Tigresa que mata um leão por dia
Das mais antigas da vida, o doce e amargo beijo da noite — levando a história da prostituição para a Sapucaí.
Uma homenagem merecida na maior festa do planeta: a Escola de Samba Unidos do Porto da Pedra vem para o Carnaval de 2026 com um enredo corajoso, político e necessário, que fala de uma categoria laboral muito presente na nossa sociedade há séculos, mas que nunca está no centro das narrativas: as trabalhadoras do prazer.
A escola de São Gonçalo escolheu contar essa trajetória através dos séculos — das cortes antigas às zonas portuárias, dos cabarés às esquinas digitais — e não de modo caricato, vitimista ou estereotipado, mas mostrando quem elas de fato são: parte da história, da economia e da cultura deste país.
Tigresa que mata um leão por dia — o samba fala de trabalho, sobrevivência e autonomia.

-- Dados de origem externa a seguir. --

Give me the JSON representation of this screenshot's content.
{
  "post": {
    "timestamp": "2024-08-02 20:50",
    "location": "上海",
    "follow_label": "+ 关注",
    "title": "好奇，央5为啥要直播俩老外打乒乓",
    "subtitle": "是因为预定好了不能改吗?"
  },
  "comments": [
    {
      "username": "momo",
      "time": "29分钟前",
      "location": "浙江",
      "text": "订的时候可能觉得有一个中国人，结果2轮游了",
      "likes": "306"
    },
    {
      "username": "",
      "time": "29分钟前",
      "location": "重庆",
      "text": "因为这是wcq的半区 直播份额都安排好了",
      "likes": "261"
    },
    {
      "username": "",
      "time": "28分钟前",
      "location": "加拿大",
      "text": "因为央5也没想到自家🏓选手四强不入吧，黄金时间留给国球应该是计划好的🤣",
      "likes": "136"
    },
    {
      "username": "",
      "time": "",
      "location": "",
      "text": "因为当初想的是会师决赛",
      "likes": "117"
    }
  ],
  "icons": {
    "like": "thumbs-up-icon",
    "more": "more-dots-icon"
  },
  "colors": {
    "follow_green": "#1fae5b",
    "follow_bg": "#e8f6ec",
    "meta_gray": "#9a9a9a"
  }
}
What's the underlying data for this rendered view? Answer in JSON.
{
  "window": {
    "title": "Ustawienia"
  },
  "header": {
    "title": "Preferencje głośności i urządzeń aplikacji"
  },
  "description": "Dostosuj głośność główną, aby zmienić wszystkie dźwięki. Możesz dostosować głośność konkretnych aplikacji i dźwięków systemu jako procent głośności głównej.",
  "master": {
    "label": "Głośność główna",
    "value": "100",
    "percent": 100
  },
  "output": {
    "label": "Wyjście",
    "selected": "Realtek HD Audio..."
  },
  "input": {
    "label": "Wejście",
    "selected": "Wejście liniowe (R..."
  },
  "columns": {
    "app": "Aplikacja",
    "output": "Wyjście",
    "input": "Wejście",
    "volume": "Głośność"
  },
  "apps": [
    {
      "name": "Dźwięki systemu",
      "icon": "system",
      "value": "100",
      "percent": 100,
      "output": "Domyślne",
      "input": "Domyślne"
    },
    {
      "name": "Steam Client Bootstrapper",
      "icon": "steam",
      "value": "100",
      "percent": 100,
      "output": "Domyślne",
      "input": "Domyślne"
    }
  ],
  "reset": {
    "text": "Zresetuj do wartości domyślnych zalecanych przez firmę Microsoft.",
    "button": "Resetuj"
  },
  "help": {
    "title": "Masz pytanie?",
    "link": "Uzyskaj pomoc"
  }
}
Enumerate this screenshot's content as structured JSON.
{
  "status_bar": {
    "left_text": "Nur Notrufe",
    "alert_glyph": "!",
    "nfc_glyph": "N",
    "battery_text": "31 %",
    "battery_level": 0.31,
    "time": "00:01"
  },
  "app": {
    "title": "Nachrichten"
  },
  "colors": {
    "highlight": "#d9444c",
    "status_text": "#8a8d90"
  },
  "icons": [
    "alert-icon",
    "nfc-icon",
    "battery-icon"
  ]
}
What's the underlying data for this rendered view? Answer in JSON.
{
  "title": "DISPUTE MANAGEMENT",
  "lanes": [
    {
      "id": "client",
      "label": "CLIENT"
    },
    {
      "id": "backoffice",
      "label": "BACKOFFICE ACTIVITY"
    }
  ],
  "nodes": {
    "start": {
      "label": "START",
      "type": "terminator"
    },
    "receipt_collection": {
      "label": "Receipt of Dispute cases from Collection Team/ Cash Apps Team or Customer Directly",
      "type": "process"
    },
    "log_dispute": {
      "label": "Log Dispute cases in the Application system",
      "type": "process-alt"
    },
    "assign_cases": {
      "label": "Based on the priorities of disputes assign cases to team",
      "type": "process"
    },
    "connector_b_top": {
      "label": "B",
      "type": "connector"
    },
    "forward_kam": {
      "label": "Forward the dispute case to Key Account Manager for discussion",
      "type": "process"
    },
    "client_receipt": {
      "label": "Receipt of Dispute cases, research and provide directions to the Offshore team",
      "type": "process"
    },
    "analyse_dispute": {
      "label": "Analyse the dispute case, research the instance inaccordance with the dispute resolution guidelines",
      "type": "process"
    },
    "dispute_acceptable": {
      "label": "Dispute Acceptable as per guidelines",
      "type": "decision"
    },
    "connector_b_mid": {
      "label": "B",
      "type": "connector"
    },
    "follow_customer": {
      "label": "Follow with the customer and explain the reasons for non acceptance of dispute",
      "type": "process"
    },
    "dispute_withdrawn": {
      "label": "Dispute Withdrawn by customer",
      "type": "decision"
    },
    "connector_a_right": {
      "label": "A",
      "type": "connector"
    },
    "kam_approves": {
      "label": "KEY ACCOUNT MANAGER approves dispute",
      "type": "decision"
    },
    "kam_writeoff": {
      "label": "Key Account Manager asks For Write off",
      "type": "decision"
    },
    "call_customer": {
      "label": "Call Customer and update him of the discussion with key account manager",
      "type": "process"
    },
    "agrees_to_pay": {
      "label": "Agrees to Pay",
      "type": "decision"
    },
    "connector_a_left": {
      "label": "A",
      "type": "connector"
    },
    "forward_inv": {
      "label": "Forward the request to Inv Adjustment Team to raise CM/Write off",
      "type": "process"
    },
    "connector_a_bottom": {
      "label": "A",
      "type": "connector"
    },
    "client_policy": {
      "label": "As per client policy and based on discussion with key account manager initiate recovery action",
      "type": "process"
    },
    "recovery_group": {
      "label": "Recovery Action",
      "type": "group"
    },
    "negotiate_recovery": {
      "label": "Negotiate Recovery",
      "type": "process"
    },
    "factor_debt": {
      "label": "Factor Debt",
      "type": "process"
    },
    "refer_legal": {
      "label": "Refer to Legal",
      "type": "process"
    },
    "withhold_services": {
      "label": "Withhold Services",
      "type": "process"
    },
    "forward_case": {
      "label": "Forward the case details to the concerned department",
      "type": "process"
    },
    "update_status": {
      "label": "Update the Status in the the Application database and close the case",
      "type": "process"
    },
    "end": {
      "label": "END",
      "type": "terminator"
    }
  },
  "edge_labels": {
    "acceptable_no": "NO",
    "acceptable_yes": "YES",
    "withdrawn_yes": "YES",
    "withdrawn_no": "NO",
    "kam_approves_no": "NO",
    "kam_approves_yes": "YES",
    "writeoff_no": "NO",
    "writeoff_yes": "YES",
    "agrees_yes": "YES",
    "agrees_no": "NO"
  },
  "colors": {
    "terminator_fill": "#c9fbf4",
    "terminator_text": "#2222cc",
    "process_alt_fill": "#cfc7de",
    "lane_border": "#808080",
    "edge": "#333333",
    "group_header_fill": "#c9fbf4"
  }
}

Fala de mulheres que são chefes de família e seguram, com dignidade, o lugar que lhes coube por destino, necessidade e escolha. E que, mesmo assim, seguem sendo perseguidas, estigmatizadas e empurradas para o silêncio e a clandestinidade através dos séculos. Em 2026, o trabalho sexual está nos aplicativos, nos sites, nas esquinas, mas o estigma continua o mesmo.
Quando a bateria entrar, entrará levando um manifesto de memória e dignidade.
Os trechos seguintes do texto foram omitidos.